Oxygen therapy is a commonly used strategy in modern medicine. In most situations with declining oxygen saturations, clinicians are quick to use this technique. While effective in the setting of hypoxia, there are, however, some circumstances in which excess oxygen is indiscriminately administered for extended periods.
In healthcare, there has been a significant shift from the concept of "more is better" to "less is more." There is also now greater awareness that some therapies may have been inappropriately used over the years. The same focus is now being placed on oxygen therapy, and it is believed that excess oxygen therapy may be harmful to certain patients.
Oxygen toxicity was first recognised in the 1940s, during an outbreak of retinal hyperplasia in premature infants. Oxygen pneumonitis was first described in the 1970s when autopsies revealed lung injury among patients who were exposed to concentrations of oxygen greater than 0.60 for at least 3 days of mechanical ventilation. Among critical care patients, focus on the harms of hyperoxia increased after recognition of ventilator-associated lung injury.
Hyperoxia leads to excess reactive oxygen species (ROS), which leads to oxidative injury. This, in turn, leads to poor mucociliary clearance, surfactant impairment, airway irritation, and alterations in the microbial flora of the airways.
Recent findings suggest significant harm attributed to hyperoxia and hyperoxaemia across several acute care conditions. In a study with patients who had experienced cardiac arrest and hypoxic-ischaemic encephalopathy, patients with hyperoxaemia had an increased risk of in-hospital mortality compared with patients who had hypoxaemia as well as those who had normal oxygenation.
In another study, the AVOID trial, patients with ST-elevation myocardial infarction were randomly assigned to receive supplemental oxygen or ambient air. Findings showed that patients who received liberal oxygen experienced larger myocardial infarct size and higher frequency of recurrent myocardial infarction.
In 2016, the World Health Organization (WHO) recommended the use of a high fraction of inspired oxygen of 0.80 during general anaesthesia for adults undergoing surgery. But an analysis of 17 clinical trials demonstrated no benefit from a higher vs. lower fraction of inspired oxygen in reducing surgical site infections. Short term exposure to hyperoxia during cardiopulmonary bypass was not found to be associated with adverse neurologic complications. The WHO modified its recommendation in 2018.
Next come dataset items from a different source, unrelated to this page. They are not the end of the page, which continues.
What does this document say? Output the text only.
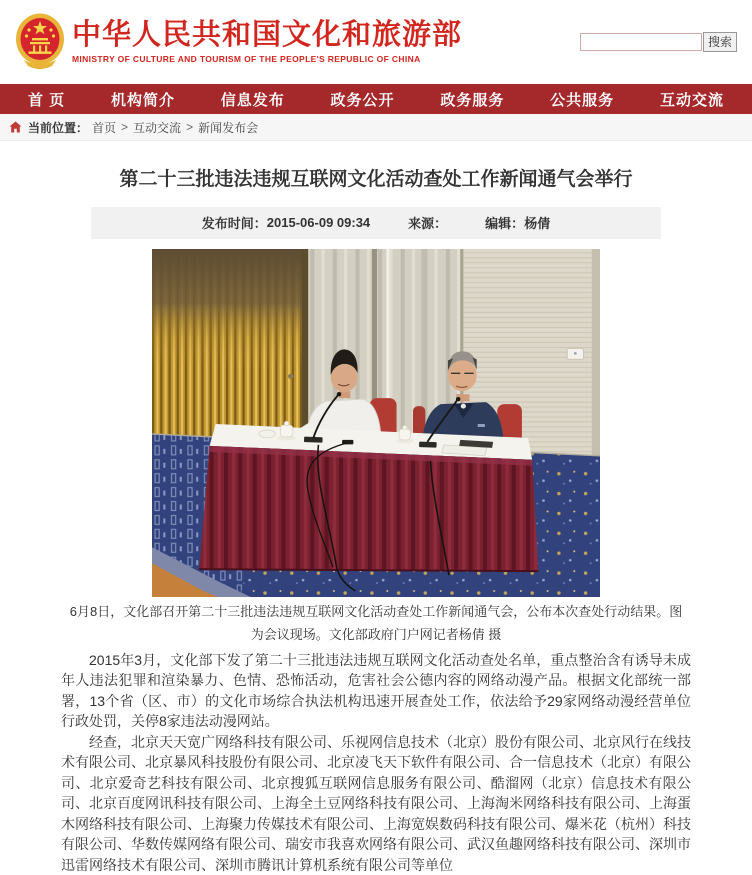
中华人民共和国文化和旅游部
MINISTRY OF CULTURE AND TOURISM OF THE PEOPLE'S REPUBLIC OF CHINA
搜索
首 页	机构简介	信息发布	政务公开	政务服务	公共服务	互动交流
当前位置： 首页 > 互动交流 > 新闻发布会
第二十三批违法违规互联网文化活动查处工作新闻通气会举行
发布时间： 2015-06-09 09:34	来源：	编辑： 杨倩
6月8日，文化部召开第二十三批违法违规互联网文化活动查处工作新闻通气会，公布本次查处行动结果。图为会议现场。文化部政府门户网记者杨倩 摄

2015年3月，文化部下发了第二十三批违法违规互联网文化活动查处名单，重点整治含有诱导未成年人违法犯罪和渲染暴力、色情、恐怖活动，危害社会公德内容的网络动漫产品。根据文化部统一部署，13个省（区、市）的文化市场综合执法机构迅速开展查处工作，依法给予29家网络动漫经营单位行政处罚，关停8家违法动漫网站。

经查，北京天天宽广网络科技有限公司、乐视网信息技术（北京）股份有限公司、北京风行在线技术有限公司、北京暴风科技股份有限公司、北京凌飞天下软件有限公司、合一信息技术（北京）有限公司、北京爱奇艺科技有限公司、北京搜狐互联网信息服务有限公司、酷溜网（北京）信息技术有限公司、北京百度网讯科技有限公司、上海全土豆网络科技有限公司、上海淘米网络科技有限公司、上海蛋木网络科技有限公司、上海聚力传媒技术有限公司、上海宽娱数码科技有限公司、爆米花（杭州）科技有限公司、华数传媒网络有限公司、瑞安市我喜欢网络有限公司、武汉鱼趣网络科技有限公司、深圳市迅雷网络技术有限公司、深圳市腾讯计算机系统有限公司等单位
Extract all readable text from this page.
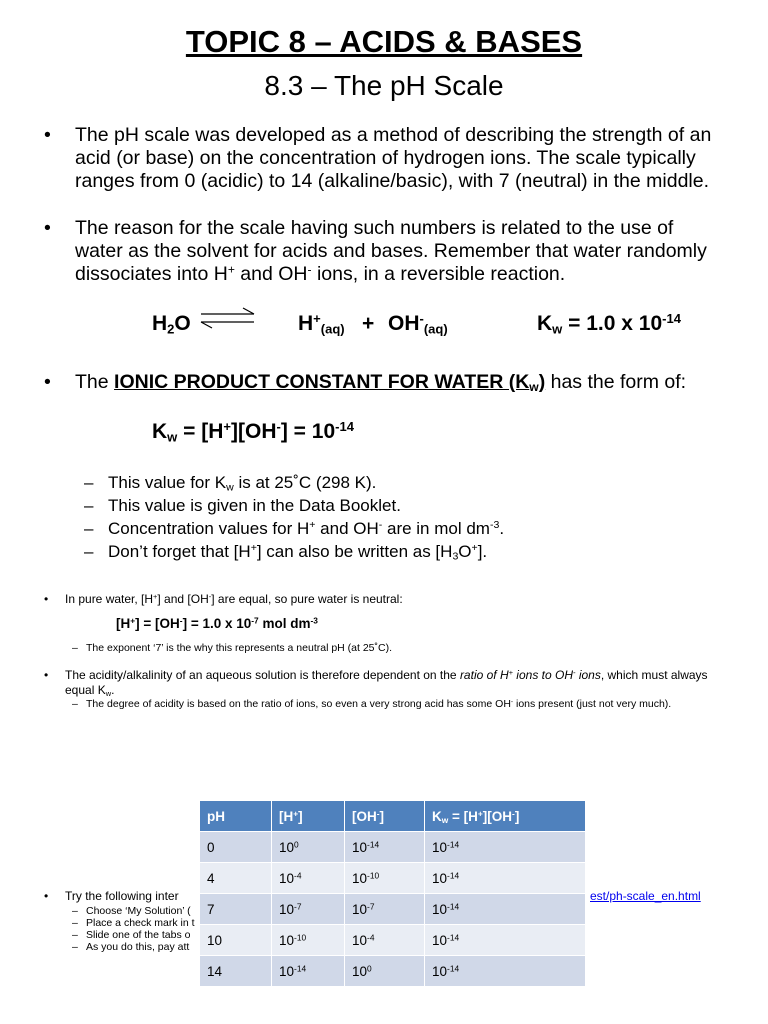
TOPIC 8 – ACIDS & BASES
8.3 – The pH Scale
• The pH scale was developed as a method of describing the strength of an acid (or base) on the concentration of hydrogen ions. The scale typically ranges from 0 (acidic) to 14 (alkaline/basic), with 7 (neutral) in the middle.
• The reason for the scale having such numbers is related to the use of water as the solvent for acids and bases. Remember that water randomly dissociates into H+ and OH- ions, in a reversible reaction.
$H_2O$ ⇌ $H^+_{(aq)} + OH^-_{(aq)}$	$K_w = 1.0$ x $10^{-14}$
• The IONIC PRODUCT CONSTANT FOR WATER $(K_w)$ has the form of:
$K_w = [H^+][OH^-] = 10^{-14}$
– This value for $K_w$ is at 25˚C (298 K).
– This value is given in the Data Booklet.
– Concentration values for H+ and OH- are in mol $dm^{-3}$.
– Don’t forget that [H+] can also be written as $[H_3O^+]$.
• In pure water, [H+] and [OH-] are equal, so pure water is neutral:
[H+] = [OH-] = 1.0 x $10^{-7}$ mol $dm^{-3}$
– The exponent ‘7’ is the why this represents a neutral pH (at 25˚C).
• The acidity/alkalinity of an aqueous solution is therefore dependent on the ratio of H+ ions to OH- ions, which must always equal $K_w$.
– The degree of acidity is based on the ratio of ions, so even a very strong acid has some OH- ions present (just not very much).
• Try the following inter	est/ph-scale_en.html
– Choose ‘My Solution’ (
– Place a check mark in t
– Slide one of the tabs o
– As you do this, pay att
pH	[H+]	[OH-]	$K_w = [H^+][OH^-]$
0	$10^0$	$10^{-14}$	$10^{-14}$
4	$10^{-4}$	$10^{-10}$	$10^{-14}$
7	$10^{-7}$	$10^{-7}$	$10^{-14}$
10	$10^{-10}$	$10^{-4}$	$10^{-14}$
14	$10^{-14}$	$10^0$	$10^{-14}$
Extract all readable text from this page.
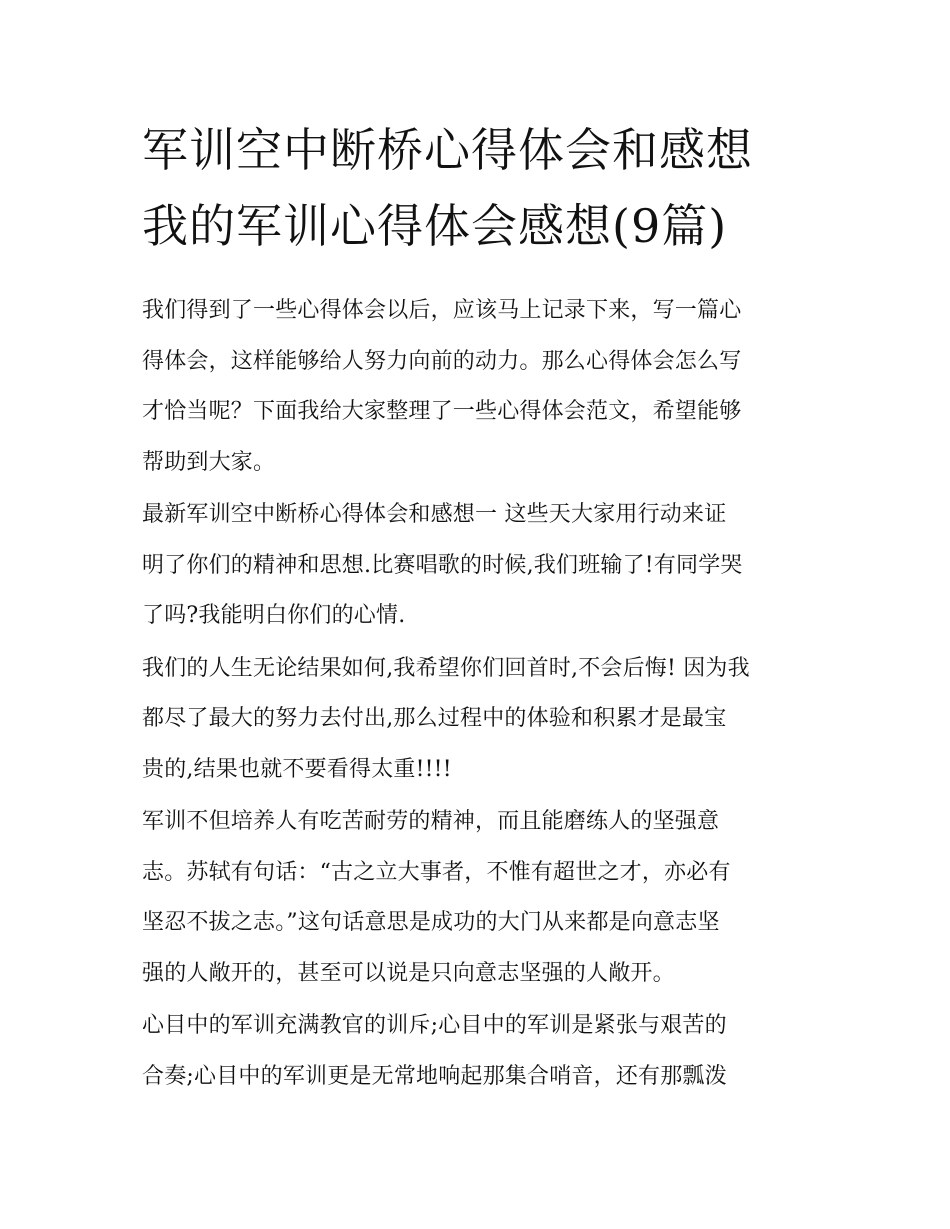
军训空中断桥心得体会和感想
我的军训心得体会感想(9篇)
我们得到了一些心得体会以后，应该马上记录下来，写一篇心
得体会，这样能够给人努力向前的动力。那么心得体会怎么写
才恰当呢？下面我给大家整理了一些心得体会范文，希望能够
帮助到大家。
最新军训空中断桥心得体会和感想一 这些天大家用行动来证
明了你们的精神和思想.比赛唱歌的时候,我们班输了!有同学哭
了吗?我能明白你们的心情.
我们的人生无论结果如何,我希望你们回首时,不会后悔! 因为我
都尽了最大的努力去付出,那么过程中的体验和积累才是最宝
贵的,结果也就不要看得太重!!!!
军训不但培养人有吃苦耐劳的精神，而且能磨练人的坚强意
志。苏轼有句话：“古之立大事者，不惟有超世之才，亦必有
坚忍不拔之志。”这句话意思是成功的大门从来都是向意志坚
强的人敞开的，甚至可以说是只向意志坚强的人敞开。
心目中的军训充满教官的训斥;心目中的军训是紧张与艰苦的
合奏;心目中的军训更是无常地响起那集合哨音，还有那瓢泼
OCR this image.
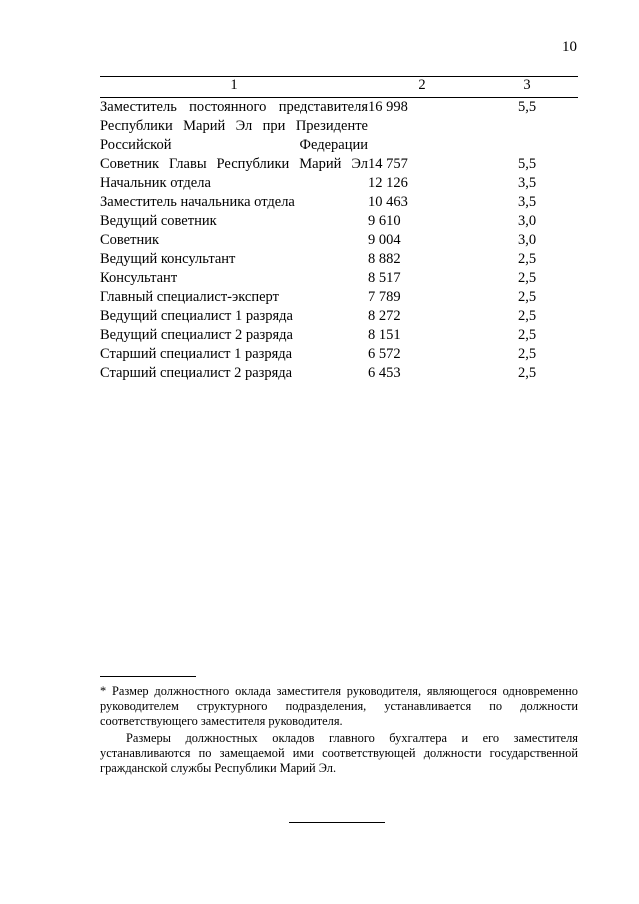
10
1	2	3
Заместитель постоянного представителя Республики Марий Эл при Президенте Российской Федерации	16 998	5,5
Советник Главы Республики Марий Эл	14 757	5,5
Начальник отдела	12 126	3,5
Заместитель начальника отдела	10 463	3,5
Ведущий советник	9 610	3,0
Советник	9 004	3,0
Ведущий консультант	8 882	2,5
Консультант	8 517	2,5
Главный специалист-эксперт	7 789	2,5
Ведущий специалист 1 разряда	8 272	2,5
Ведущий специалист 2 разряда	8 151	2,5
Старший специалист 1 разряда	6 572	2,5
Старший специалист 2 разряда	6 453	2,5

* Размер должностного оклада заместителя руководителя, являющегося одновременно руководителем структурного подразделения, устанавливается по должности соответствующего заместителя руководителя.

Размеры должностных окладов главного бухгалтера и его заместителя устанавливаются по замещаемой ими соответствующей должности государственной гражданской службы Республики Марий Эл.
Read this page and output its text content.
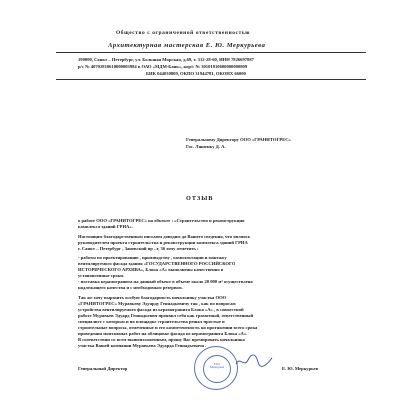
Общество с ограниченной ответственностью
Архитектурная мастерская Е. Ю. Меркурьева
190000, Санкт – Петербург, ул. Большая Морская, д.69, т. 312-28-60, ИНН 7826697887
р/с № 40702810610000003984 в ОАО «МДМ-Банк», кор/с № 30101810600000000809
БИК 044030809, ОКПО 31944781, ОКОНХ 66000
Генеральному Директору ООО «ГРАНИТОГРЕС»
Гос. Ляшенку Д. А.
ОТЗЫВ
о работе ООО «ГРАНИТОГРЕС» на объекте : «Строительство и реконструкция
комплекса зданий ГРИА».
Настоящим благодарственным письмом доводим до Вашего сведения, что являясь
руководителем проекта строительства и реконструкции комплекса зданий ГРИА
г. Санкт – Петербург , Заневский пр –т, 36 хочу отметить :
- работы по проектированию , производству , комплектации и монтажу
вентилируемого фасада здания «ГОСУДАРСТВЕННОГО РОССИЙСКОГО
ИСТОРИЧЕСКОГО АРХИВА», Блока «А» выполнены качественно в
установленные сроки.
- поставка керамогранита на данный объект в объеме около 20 000 м² осуществлена
надлежащего качества и с необходимым резервом.
Так же хочу выразить особую благодарность начальнику участка ООО
«ГРАНИТОГРЕС» Муравьеву Эдуарду Геннадьевичу так , как по вопросам
устройства вентилируемого фасада из керамогранита Блока «А» , в совместной
работе Муравьев Эдуард Геннадьевич проявил себя как грамотный, ответственный
специалист с которым и на площадке строительства решал простые и
строительные вопросы, отмеченные и его компетентность на протяжении всего срока
проведения монтажных работ на облицовке фасада из керамогранита Блока «А».
В соответствии со всем вышеизложенным, прошу Вас премировать начальника
участка Вашей компании Муравьева Эдуарда Геннадьевича .
Генеральный Директор	Е. Ю. Меркурьев
Е.Ю.
Меркурьев
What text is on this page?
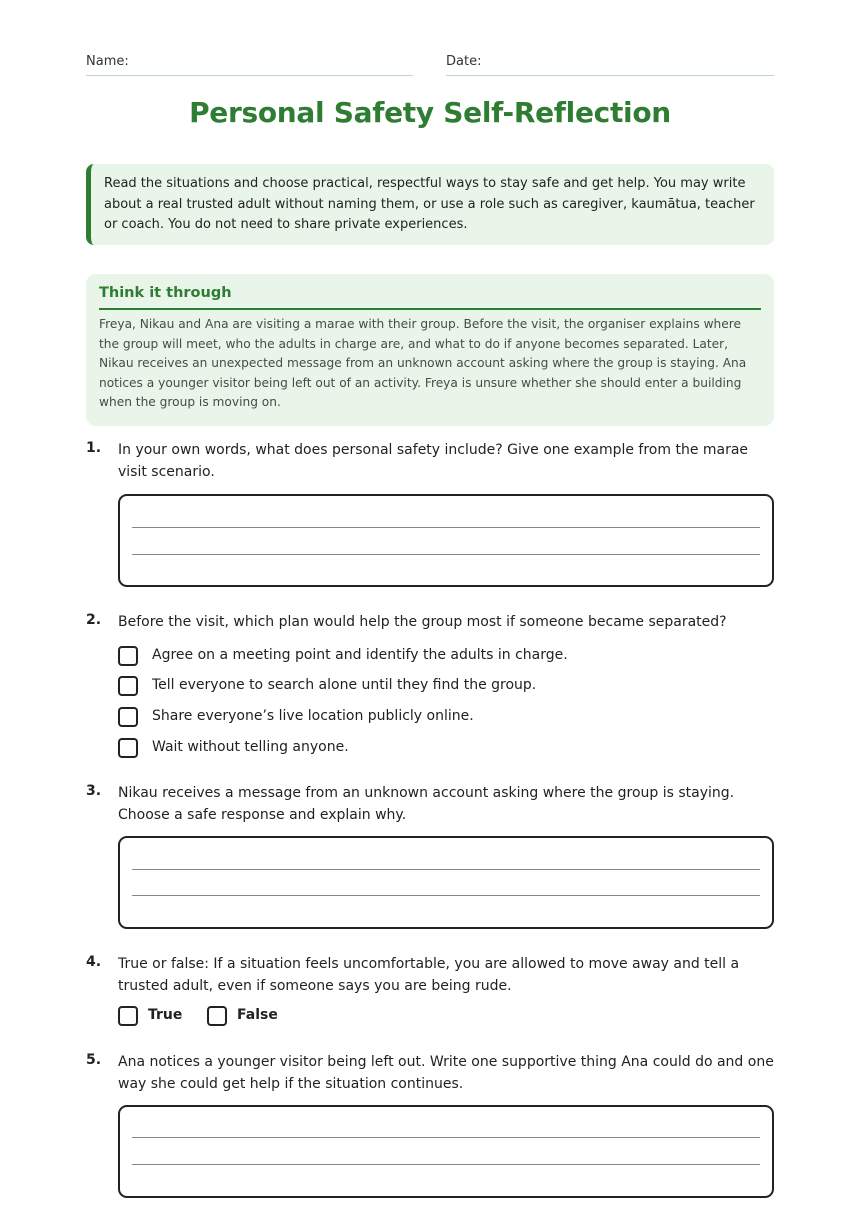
Name:	Date:
Personal Safety Self-Reflection
Read the situations and choose practical, respectful ways to stay safe and get help. You may write about a real trusted adult without naming them, or use a role such as caregiver, kaumātua, teacher or coach. You do not need to share private experiences.
Think it through

Freya, Nikau and Ana are visiting a marae with their group. Before the visit, the organiser explains where the group will meet, who the adults in charge are, and what to do if anyone becomes separated. Later, Nikau receives an unexpected message from an unknown account asking where the group is staying. Ana notices a younger visitor being left out of an activity. Freya is unsure whether she should enter a building when the group is moving on.

1. In your own words, what does personal safety include? Give one example from the marae visit scenario.
2. Before the visit, which plan would help the group most if someone became separated?
Agree on a meeting point and identify the adults in charge.
Tell everyone to search alone until they find the group.
Share everyone’s live location publicly online.
Wait without telling anyone.
3. Nikau receives a message from an unknown account asking where the group is staying. Choose a safe response and explain why.
4. True or false: If a situation feels uncomfortable, you are allowed to move away and tell a trusted adult, even if someone says you are being rude.
True	False
5. Ana notices a younger visitor being left out. Write one supportive thing Ana could do and one way she could get help if the situation continues.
The potential risks of hyperoxia in patients with traumatic brain injury or stroke still remain unclear. However, based on the harms of hyperoxaemia observed in other patient populations, there is a possibility that hyperoxaemia may potentiate secondary brain injury. That is why experts caution against the liberal use of oxygen therapy and advise the adoption of conservative oxygen protocols.
The biggest benefit of liberal oxygen therapy is its bactericidal effect, which can be beneficial in the setting of wound infections. In the Hyperoxia and Hypertonic Saline in Patients With Septic Shock (HYPERS2S) trial, researchers examined the potential benefits of hyperoxia in patients with sepsis. The trial was stopped early due to the risk of increased mortality in the hyperoxia group. But in another study that evaluated conservative oxygen therapy in patients with sepsis, higher mortality was observed in the conservative oxygen therapy group, again creating confusion as to whether a higher oxygen threshold may have beneficial properties in patients with sepsis.
The Oxygen-ICU trial involving critically ill patients with an anticipated ICU stay of at least 72 hours showed that a conservative oxygen therapy approach resulted in lower mortality compared to a liberal approach. More recently, the ICU-ROX trial has again raised questions about the harms associated with oxygen therapy.
It is important for clinicians to understand that a conservative oxygen therapy approach does not mean permissive hypoxia. While targeted oxygen therapy for wound infections is an appropriate strategy, the indiscriminate use of oxygen resulting in hyperoxia or hyperoxaemia is not necessary and could potentially cause harm in certain acute care conditions.